Microsoft Fabric is an end-to-end, unified analytics platform that brings together data engineering, data integration, data warehousing, real-time intelligence, data science, and business intelligence into a single SaaS product.

graph TD
    FABRIC["🏗️ Microsoft Fabric\n(Unified SaaS Analytics Platform)"] --> ONELAKE["🗄️ OneLake\n(Single unified data lake)"]
    FABRIC --> DE["🔧 Data Engineering\nLakehouse, Notebooks, Spark"]
    FABRIC --> DI["🔄 Data Integration\nPipelines, Dataflow Gen2"]
    FABRIC --> DW["🏢 Data Warehouse\nT-SQL Analytics"]
    FABRIC --> RTI["⚡ Real-Time Intelligence\nEventstreams, Eventhouse, KQL"]
    FABRIC --> DS["🧪 Data Science\nML Models, Experiments"]
    FABRIC --> PBI["📊 Power BI\nReports, Dashboards, Semantic Models"]
    ONELAKE --> DELTA["📁 Delta Lake Format\n(Open-source, ACID, Parquet-based)"]
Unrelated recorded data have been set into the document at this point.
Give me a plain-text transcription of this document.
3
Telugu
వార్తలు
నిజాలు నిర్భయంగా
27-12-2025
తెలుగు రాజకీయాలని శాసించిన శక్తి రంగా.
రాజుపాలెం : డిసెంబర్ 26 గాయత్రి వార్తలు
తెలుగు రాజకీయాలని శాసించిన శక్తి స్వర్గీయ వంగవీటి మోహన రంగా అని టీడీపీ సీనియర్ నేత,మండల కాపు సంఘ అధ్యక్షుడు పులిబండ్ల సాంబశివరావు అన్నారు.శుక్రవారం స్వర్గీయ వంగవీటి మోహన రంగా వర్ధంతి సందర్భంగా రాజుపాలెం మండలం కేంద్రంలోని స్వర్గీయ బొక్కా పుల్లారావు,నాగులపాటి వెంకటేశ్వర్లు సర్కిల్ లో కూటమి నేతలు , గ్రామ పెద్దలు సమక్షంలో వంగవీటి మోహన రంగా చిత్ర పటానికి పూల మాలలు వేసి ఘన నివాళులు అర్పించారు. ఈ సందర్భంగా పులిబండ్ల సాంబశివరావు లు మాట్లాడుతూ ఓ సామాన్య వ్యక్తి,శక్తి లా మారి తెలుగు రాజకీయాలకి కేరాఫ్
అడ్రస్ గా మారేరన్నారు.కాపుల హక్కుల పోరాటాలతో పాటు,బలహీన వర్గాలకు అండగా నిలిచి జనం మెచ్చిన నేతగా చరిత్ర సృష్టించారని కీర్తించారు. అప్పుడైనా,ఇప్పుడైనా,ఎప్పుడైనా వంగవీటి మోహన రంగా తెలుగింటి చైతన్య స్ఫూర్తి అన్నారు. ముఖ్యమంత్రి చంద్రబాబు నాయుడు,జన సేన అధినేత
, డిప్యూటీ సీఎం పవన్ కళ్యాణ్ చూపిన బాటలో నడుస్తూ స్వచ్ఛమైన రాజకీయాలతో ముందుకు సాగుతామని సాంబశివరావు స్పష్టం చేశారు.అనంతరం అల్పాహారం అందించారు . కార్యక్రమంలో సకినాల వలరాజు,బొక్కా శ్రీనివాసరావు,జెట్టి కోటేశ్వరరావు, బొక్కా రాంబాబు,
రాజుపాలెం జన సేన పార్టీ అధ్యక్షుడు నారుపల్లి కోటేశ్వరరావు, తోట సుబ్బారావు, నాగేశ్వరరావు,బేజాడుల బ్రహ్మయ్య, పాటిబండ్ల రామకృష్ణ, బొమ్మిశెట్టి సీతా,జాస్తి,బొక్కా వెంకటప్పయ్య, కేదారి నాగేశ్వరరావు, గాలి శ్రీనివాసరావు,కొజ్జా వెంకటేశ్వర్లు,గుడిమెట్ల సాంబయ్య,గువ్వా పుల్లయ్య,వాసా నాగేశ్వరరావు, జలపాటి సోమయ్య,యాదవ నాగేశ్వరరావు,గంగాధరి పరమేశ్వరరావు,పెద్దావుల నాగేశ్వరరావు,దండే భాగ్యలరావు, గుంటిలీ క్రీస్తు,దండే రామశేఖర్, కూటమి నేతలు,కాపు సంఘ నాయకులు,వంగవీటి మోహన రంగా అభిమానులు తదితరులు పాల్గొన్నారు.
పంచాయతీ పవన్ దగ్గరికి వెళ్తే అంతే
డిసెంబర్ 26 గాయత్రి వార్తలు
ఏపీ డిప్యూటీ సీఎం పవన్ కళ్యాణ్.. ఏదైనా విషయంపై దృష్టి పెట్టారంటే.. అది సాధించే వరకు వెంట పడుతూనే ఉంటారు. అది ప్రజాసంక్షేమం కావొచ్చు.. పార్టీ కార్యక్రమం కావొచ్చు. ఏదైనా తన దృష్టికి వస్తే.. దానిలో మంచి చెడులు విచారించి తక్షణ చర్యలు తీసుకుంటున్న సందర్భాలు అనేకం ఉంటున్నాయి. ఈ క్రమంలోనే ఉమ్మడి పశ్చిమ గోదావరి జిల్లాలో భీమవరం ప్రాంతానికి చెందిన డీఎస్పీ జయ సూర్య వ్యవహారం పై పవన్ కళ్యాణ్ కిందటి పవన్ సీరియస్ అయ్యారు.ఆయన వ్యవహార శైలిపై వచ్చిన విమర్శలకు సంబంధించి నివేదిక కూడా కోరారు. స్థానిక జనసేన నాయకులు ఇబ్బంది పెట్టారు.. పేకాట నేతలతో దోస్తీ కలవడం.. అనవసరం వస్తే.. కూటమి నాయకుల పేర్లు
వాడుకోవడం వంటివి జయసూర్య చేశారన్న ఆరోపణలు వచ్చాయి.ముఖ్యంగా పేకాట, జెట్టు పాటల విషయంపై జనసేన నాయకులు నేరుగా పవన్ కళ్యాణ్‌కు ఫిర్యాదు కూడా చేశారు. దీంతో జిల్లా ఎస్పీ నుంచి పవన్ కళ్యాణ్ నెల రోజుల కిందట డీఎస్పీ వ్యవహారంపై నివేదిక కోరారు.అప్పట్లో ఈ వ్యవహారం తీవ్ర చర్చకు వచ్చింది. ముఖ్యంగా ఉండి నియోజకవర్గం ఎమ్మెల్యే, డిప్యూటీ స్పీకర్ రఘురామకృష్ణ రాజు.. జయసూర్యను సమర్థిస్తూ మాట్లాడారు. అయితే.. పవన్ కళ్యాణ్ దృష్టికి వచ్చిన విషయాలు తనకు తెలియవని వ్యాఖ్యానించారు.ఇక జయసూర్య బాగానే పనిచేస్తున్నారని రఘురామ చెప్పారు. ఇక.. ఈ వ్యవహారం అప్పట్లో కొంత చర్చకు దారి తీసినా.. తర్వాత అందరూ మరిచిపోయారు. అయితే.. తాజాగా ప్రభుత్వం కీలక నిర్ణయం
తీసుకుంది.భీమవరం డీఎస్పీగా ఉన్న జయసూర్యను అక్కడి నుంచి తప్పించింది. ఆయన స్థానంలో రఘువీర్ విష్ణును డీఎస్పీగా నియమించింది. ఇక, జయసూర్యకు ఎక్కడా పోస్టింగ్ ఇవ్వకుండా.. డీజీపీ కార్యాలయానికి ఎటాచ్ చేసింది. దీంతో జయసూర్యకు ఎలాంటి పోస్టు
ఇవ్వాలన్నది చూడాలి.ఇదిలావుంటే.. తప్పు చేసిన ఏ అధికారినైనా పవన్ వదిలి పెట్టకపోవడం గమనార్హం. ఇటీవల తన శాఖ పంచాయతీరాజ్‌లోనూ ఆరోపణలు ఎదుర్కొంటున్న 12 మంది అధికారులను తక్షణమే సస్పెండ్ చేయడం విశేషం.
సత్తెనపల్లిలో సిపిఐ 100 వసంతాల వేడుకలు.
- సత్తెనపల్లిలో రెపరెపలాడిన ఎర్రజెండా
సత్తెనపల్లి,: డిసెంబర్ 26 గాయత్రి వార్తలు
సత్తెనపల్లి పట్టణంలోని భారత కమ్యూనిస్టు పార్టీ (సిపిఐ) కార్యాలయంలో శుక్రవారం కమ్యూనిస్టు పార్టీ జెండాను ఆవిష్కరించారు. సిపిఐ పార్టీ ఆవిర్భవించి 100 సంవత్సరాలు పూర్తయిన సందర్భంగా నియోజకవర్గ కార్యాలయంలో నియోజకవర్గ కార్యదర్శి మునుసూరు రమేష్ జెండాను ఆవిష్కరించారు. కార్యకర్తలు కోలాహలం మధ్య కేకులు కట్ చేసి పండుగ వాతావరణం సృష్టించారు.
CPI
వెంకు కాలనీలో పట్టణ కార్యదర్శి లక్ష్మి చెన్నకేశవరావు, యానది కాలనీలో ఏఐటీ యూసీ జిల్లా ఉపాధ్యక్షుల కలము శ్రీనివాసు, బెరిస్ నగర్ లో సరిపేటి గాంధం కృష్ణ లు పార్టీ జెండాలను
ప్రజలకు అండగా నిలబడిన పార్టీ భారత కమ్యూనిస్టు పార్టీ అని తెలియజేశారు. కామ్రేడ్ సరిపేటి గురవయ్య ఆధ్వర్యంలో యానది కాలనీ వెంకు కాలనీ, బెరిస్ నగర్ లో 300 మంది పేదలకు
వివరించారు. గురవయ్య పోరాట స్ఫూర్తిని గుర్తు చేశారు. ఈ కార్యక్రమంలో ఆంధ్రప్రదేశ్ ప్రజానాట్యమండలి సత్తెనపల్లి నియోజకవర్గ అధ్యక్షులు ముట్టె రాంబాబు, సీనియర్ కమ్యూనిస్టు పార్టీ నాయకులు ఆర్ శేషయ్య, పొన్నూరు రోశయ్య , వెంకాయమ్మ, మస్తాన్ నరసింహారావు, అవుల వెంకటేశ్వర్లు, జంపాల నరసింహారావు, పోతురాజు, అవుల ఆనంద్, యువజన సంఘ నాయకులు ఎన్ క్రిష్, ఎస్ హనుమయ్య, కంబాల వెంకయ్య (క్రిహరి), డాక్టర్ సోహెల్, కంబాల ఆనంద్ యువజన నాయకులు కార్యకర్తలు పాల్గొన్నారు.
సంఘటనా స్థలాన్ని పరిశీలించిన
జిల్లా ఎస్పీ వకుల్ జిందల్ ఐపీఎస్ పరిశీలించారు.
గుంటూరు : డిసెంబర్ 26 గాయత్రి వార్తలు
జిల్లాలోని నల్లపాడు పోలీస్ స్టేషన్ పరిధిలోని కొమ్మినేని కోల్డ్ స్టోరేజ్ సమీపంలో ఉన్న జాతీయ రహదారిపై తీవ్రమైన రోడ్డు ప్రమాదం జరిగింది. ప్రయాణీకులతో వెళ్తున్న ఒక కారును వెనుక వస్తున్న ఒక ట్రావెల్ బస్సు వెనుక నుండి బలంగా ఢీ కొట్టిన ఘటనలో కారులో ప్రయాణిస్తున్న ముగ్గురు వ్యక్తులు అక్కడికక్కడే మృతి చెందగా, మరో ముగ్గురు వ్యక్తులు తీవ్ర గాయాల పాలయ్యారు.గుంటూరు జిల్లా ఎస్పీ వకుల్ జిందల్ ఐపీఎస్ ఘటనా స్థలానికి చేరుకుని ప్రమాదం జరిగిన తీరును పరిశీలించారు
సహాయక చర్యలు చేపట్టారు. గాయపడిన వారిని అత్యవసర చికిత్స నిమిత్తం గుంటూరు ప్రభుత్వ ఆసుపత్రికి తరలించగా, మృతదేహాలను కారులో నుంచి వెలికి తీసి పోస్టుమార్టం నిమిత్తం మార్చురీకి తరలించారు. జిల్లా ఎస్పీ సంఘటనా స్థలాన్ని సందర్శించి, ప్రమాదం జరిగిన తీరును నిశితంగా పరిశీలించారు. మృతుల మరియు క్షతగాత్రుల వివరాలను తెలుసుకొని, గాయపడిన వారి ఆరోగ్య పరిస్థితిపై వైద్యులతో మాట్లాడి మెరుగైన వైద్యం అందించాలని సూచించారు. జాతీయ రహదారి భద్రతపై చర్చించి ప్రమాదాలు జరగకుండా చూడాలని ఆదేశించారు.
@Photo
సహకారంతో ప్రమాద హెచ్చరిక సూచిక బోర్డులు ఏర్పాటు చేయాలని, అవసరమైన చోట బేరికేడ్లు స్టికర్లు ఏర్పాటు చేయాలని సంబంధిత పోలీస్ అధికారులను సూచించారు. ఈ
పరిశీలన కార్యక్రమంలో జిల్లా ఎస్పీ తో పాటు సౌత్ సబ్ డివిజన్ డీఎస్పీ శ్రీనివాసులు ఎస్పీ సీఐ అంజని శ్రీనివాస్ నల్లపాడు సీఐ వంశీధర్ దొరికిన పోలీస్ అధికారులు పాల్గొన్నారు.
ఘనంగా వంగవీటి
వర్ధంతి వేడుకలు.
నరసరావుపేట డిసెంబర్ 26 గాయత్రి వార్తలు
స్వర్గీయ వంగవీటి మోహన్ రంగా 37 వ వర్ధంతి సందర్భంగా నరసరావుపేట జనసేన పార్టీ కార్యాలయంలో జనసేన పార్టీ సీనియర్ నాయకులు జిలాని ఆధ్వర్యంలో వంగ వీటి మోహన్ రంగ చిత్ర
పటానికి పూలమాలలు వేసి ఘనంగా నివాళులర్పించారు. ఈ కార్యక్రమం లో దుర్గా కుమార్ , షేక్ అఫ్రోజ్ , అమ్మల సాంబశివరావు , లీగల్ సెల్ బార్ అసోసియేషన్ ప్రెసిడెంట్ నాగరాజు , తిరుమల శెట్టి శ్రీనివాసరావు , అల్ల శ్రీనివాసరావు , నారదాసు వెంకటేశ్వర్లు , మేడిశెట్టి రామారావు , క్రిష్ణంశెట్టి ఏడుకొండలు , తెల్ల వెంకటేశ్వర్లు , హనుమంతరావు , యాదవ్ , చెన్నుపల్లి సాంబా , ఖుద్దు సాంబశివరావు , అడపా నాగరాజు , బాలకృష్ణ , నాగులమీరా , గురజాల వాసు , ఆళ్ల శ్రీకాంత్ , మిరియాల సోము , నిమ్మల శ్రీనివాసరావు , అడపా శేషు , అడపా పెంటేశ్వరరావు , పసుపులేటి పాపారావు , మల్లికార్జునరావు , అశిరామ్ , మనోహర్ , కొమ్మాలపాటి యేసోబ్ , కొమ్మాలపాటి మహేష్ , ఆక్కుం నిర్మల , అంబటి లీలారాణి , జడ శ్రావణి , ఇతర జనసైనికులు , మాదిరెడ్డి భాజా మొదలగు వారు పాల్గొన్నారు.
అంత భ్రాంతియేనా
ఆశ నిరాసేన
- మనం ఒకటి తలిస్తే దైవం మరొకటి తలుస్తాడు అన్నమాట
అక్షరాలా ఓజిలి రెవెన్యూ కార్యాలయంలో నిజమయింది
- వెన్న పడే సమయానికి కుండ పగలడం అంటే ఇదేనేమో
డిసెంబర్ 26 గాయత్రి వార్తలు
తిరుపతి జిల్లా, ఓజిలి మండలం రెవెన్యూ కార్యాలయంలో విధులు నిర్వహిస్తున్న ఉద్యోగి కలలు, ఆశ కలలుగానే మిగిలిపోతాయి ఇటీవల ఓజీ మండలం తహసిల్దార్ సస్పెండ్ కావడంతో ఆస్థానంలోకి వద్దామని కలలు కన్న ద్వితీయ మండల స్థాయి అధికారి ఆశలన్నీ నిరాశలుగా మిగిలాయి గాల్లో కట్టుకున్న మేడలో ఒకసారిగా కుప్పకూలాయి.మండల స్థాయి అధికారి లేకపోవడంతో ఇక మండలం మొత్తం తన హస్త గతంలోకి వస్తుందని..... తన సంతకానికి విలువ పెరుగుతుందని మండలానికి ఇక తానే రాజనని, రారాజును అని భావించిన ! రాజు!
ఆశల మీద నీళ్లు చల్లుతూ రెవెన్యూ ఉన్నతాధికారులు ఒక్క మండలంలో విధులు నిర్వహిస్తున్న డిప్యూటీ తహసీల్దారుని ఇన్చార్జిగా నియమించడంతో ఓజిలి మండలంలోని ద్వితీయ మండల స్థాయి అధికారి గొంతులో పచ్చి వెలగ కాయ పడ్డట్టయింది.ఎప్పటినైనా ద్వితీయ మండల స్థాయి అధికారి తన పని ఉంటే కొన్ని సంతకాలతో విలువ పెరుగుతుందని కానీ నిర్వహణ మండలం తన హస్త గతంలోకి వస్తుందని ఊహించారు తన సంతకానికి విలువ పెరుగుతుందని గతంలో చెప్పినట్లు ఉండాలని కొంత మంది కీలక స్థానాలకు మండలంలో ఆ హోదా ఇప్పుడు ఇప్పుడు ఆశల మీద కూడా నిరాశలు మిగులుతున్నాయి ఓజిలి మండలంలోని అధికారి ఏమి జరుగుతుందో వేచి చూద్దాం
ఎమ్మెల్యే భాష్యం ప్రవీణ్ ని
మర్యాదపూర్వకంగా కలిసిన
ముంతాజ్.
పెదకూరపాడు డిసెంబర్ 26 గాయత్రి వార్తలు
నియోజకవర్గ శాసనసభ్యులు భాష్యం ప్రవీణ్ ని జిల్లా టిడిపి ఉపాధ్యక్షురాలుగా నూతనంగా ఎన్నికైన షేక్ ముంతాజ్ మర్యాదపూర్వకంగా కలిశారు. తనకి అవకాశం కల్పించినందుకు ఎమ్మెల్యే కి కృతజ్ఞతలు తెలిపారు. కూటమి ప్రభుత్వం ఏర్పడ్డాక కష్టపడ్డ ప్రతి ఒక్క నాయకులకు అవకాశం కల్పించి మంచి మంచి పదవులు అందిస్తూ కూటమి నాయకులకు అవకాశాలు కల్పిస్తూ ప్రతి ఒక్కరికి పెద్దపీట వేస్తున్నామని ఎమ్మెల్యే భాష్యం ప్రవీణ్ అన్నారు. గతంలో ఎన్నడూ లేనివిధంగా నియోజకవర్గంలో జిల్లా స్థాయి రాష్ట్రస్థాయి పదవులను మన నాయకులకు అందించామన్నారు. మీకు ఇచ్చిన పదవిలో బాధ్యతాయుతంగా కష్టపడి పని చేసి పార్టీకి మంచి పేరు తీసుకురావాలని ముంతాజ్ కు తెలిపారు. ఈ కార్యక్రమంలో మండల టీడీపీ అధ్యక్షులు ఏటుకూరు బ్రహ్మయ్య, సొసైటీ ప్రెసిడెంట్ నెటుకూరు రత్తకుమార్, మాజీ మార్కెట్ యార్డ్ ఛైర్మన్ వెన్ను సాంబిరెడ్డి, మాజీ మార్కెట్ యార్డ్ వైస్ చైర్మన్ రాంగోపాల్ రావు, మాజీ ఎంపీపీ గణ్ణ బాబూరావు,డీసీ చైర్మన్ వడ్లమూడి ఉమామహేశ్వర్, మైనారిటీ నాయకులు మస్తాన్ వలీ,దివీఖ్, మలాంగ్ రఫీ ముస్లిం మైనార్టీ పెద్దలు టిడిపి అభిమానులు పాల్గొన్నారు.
OneLake — The Unified Data Lake

OneLake is Fabric’s single, unified, logical data lake for the entire organization — think of it as the “OneDrive for data.”

Attribute	Detail
Storage format	Delta Lake (Parquet + transaction log)
Protocol	ADLS Gen2-compatible (abfss://)
Multi-cloud	Supports OneLake shortcuts to Azure, AWS S3, GCS
Governance	Centralized — one copy of data, one set of permissions
Hierarchy	Tenant → Workspace → Lakehouse/Warehouse → Tables/Files

graph TD
    TENANT["🏢 Fabric Tenant"] --> WS1["📁 Workspace A"]
    TENANT --> WS2["📁 Workspace B"]
    WS1 --> LH1["🏠 Lakehouse 1"]
    WS1 --> WH1["🏢 Warehouse 1"]
    WS2 --> LH2["🏠 Lakehouse 2"]
    LH1 --> TABLES1["📊 Tables (Delta)"]
    LH1 --> FILES1["📁 Files (unmanaged)"]
    WH1 --> TABLES2["📊 Tables (T-SQL)"]
    LH2 --> SHORTCUT["🔗 Shortcut\n(to external storage)"]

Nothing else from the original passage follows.